Ce n’est pas si simple mais essayons car il y a tout de même des paroles particulièrement centrales à écouter ces temps-ci : celles des victimes. J’ai l’impression de l’avoir répété à de nombreuses personnes ces derniers jours : je crois que beaucoup de choses changent dans notre relation à ce qui est dit dans le rapport de la CIASE quand on a eu, une fois, ou plus, l’occasion d’entendre une victime. Parce que notre cœur est alors déjà attendri, plus disponible, moins engoncé dans la graisse de sa sécurité tranquille. 

 

          Vous savez, il faut parfois attendrir la viande à coups de maillet : si la comparaison est peu poétique, elle est pourtant ce qui se passe avec notre cœur quand il entend un récit de victime. Notre raideur se fait souplesse, notre dureté de cœur – nous en souffrons tous ! – s’estompe pour accueillir vraiment. Même s’il y a probablement un écart entre ce que la personne veut dire et ce qu’on en entend, on entre alors dans une attitude de choc et d’infinie compassion. Et cela change tout. 

 

            Est-ce que je peux oser écrire que j’ai la « chance » d’avoir rencontré, jeune, une victime ? Je n’oublierai jamais le jour où un prêtre, aujourd’hui décédé, qui a compté dans ma jeunesse, m’a raconté avoir subi des abus de la part d’un prêtre dans son enfance. Et il était devenu prêtre malgré tout… Comme quoi Dieu peut briller malgré les horreurs humaines, voire au sein de celles-ci.
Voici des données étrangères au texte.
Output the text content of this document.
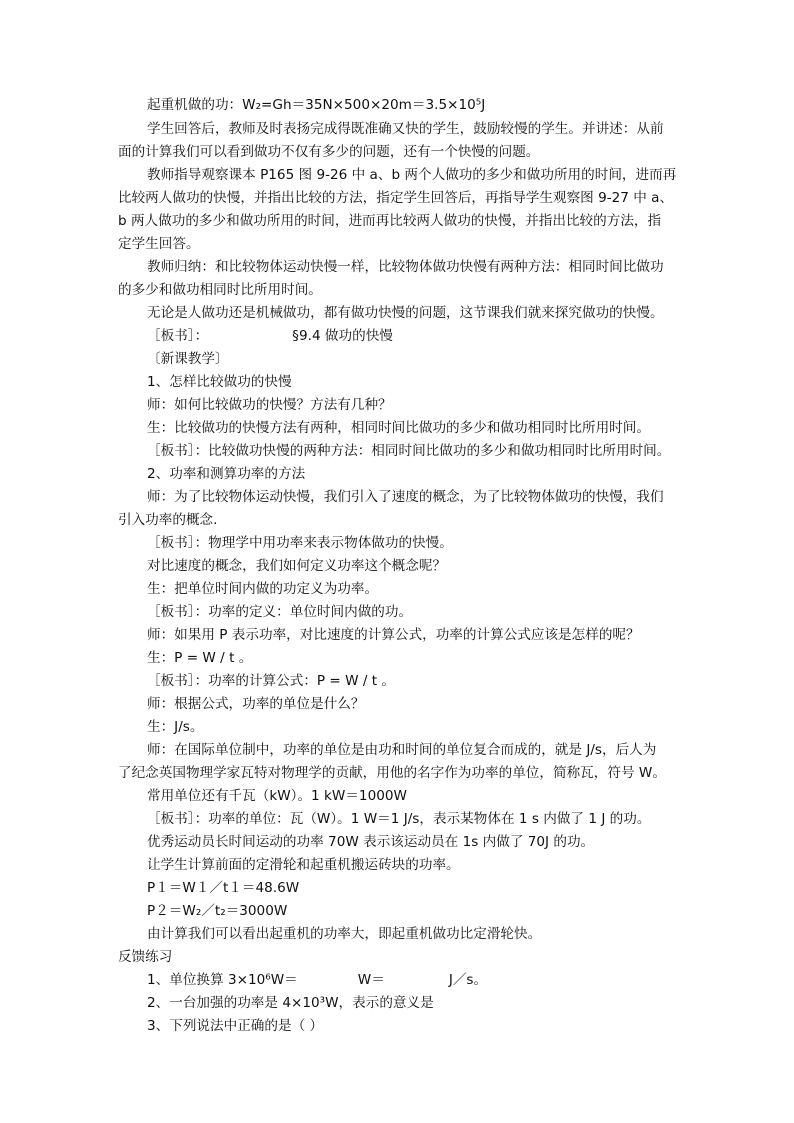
起重机做的功：W₂=Gh＝35N×500×20m＝3.5×10⁵J
学生回答后，教师及时表扬完成得既准确又快的学生，鼓励较慢的学生。并讲述：从前
面的计算我们可以看到做功不仅有多少的问题，还有一个快慢的问题。
教师指导观察课本 P165 图 9-26 中 a、b 两个人做功的多少和做功所用的时间，进而再
比较两人做功的快慢，并指出比较的方法，指定学生回答后，再指导学生观察图 9-27 中 a、
b 两人做功的多少和做功所用的时间，进而再比较两人做功的快慢，并指出比较的方法，指
定学生回答。
教师归纳：和比较物体运动快慢一样，比较物体做功快慢有两种方法：相同时间比做功
的多少和做功相同时比所用时间。
无论是人做功还是机械做功，都有做功快慢的问题，这节课我们就来探究做功的快慢。
［板书］：	§9.4 做功的快慢
〔新课教学〕
1、怎样比较做功的快慢
师：如何比较做功的快慢？方法有几种？
生：比较做功的快慢方法有两种，相同时间比做功的多少和做功相同时比所用时间。
［板书］：比较做功快慢的两种方法：相同时间比做功的多少和做功相同时比所用时间。
2、功率和测算功率的方法
师：为了比较物体运动快慢，我们引入了速度的概念，为了比较物体做功的快慢，我们
引入功率的概念.
［板书］：物理学中用功率来表示物体做功的快慢。
对比速度的概念，我们如何定义功率这个概念呢？
生：把单位时间内做的功定义为功率。
［板书］：功率的定义：单位时间内做的功。
师：如果用 P 表示功率，对比速度的计算公式，功率的计算公式应该是怎样的呢？
生：P = W / t 。
［板书］：功率的计算公式：P = W / t 。
师：根据公式，功率的单位是什么？
生：J/s。
师：在国际单位制中，功率的单位是由功和时间的单位复合而成的，就是 J/s，后人为
了纪念英国物理学家瓦特对物理学的贡献，用他的名字作为功率的单位，简称瓦，符号 W。
常用单位还有千瓦（kW）。1 kW＝1000W
［板书］：功率的单位：瓦（W）。1 W＝1 J/s，表示某物体在 1 s 内做了 1 J 的功。
优秀运动员长时间运动的功率 70W 表示该运动员在 1s 内做了 70J 的功。
让学生计算前面的定滑轮和起重机搬运砖块的功率。
P１＝W１／t１＝48.6W
P２＝W₂／t₂＝3000W
由计算我们可以看出起重机的功率大，即起重机做功比定滑轮快。
反馈练习
1、单位换算 3×10⁶W＝	W＝	J／s。
2、一台加强的功率是 4×10³W，表示的意义是
3、下列说法中正确的是（ ）
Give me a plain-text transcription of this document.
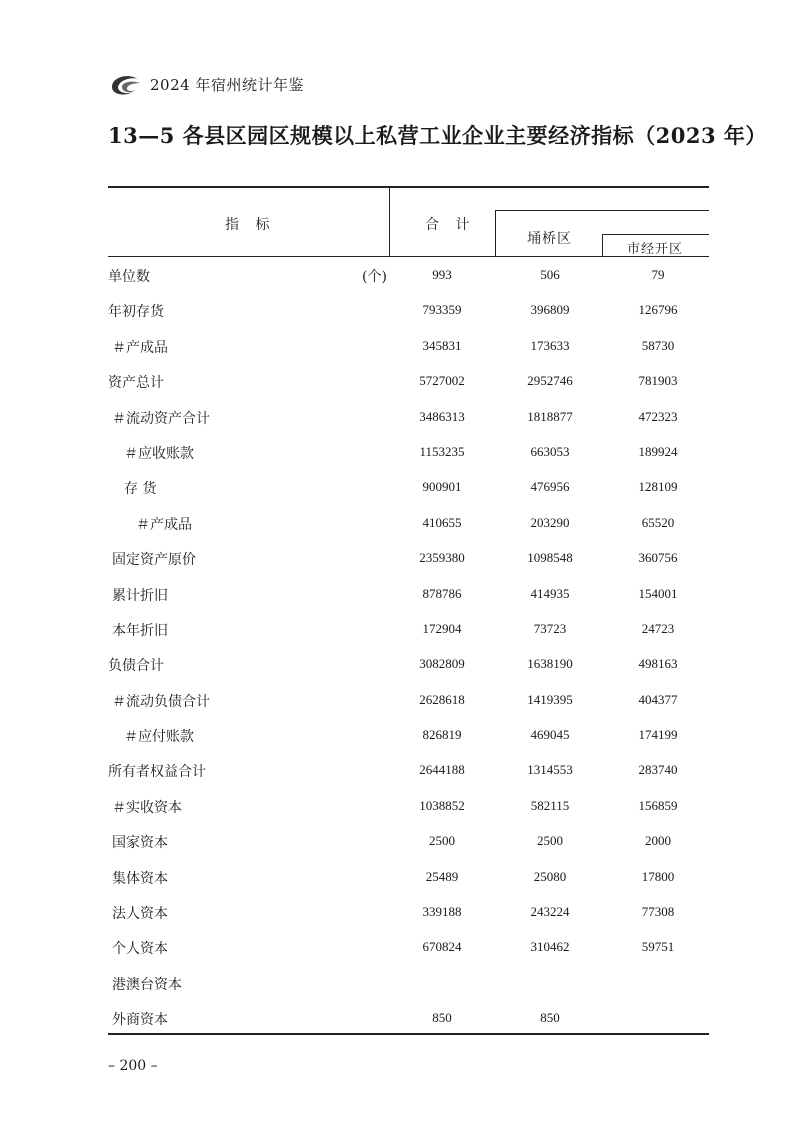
2024 年宿州统计年鉴
13—5 各县区园区规模以上私营工业企业主要经济指标（2023 年）
指 标	合 计
埇桥区
市经开区
单位数	(个)	993	506	79
年初存货	793359	396809	126796
＃产成品	345831	173633	58730
资产总计	5727002	2952746	781903
＃流动资产合计	3486313	1818877	472323
＃应收账款	1153235	663053	189924
存 货	900901	476956	128109
＃产成品	410655	203290	65520
固定资产原价	2359380	1098548	360756
累计折旧	878786	414935	154001
本年折旧	172904	73723	24723
负债合计	3082809	1638190	498163
＃流动负债合计	2628618	1419395	404377
＃应付账款	826819	469045	174199
所有者权益合计	2644188	1314553	283740
＃实收资本	1038852	582115	156859
国家资本	2500	2500	2000
集体资本	25489	25080	17800
法人资本	339188	243224	77308
个人资本	670824	310462	59751
港澳台资本
外商资本	850	850
– 200 –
C’est le mystère de Dieu, c’était aussi le grand mystère de cet homme et de sa relation avec son Dieu. Il n’empêche que sa figure m’habite beaucoup ces dernières semaines et je le prie pour qu’il intercède pour les victimes mais aussi pour nous tous Église ces temps-ci. 

 

Ce que je trouve frappant, c’est qu’à partir de ce premier récit d’abus, j’ai découvert au fil des années (pas immédiatement non plus !) qu’il y en avait d’autres autour de moi, pas immédiatement proches mais finalement pas si loin non plus : comme si avoir été sensibilisé nous rendait soudainement plus accueillants à entendre des drames. Et c’est dans le même état d’esprit que j’ai accueilli ce rapport. 

 

            Parfois, quand je parle de mon travail, je dis que mes élèves d’éducation prioritaire m’ont changée : progressivement, au fil des années, j’ai perdu des certitudes et sans doute de ma superbe mais j’ai appris et j’apprends encore à m’engager certes pour eux mais avec eux. Habitant plus l’inconfortable incertitude, j’ai l’impression qu’ils me font aussi devenir plus humaine. 

 

            Or, il y a sans doute quelque chose de cela dans ce que nous sommes invités à vivre en ce moment avec les paroles des victimes : pas en surplomb mais à accueillir en notre commune humanité. On peut les lire (https://www.ciase.fr/medias/Ciase-Rapport-5-octobre-2021-Annexe-AN32-Recueil-de-temoignages-De-victimes-a-temoins.pdf ) mais si on le peut, le mieux est d’en rencontrer une : non par curiosité malsaine mais pour que ce membre souffrant du Corps du Christ dessille les yeux de notre coeur et ouvre nos mains à la prière, à l'affection et à l'action.  

 

 

Que le Seigneur nous donne la grâce de l’accueil et de l’écoute,

Qu’Il nous donne un cœur tendre et compatissant et Le travaille comme il Le veut, 

Qu’il nous fasse devenir plus humains selon Sa volonté, 

Qu’il nous fassent devenir frères, en mettant au centre le plus souffrant, 

Amen.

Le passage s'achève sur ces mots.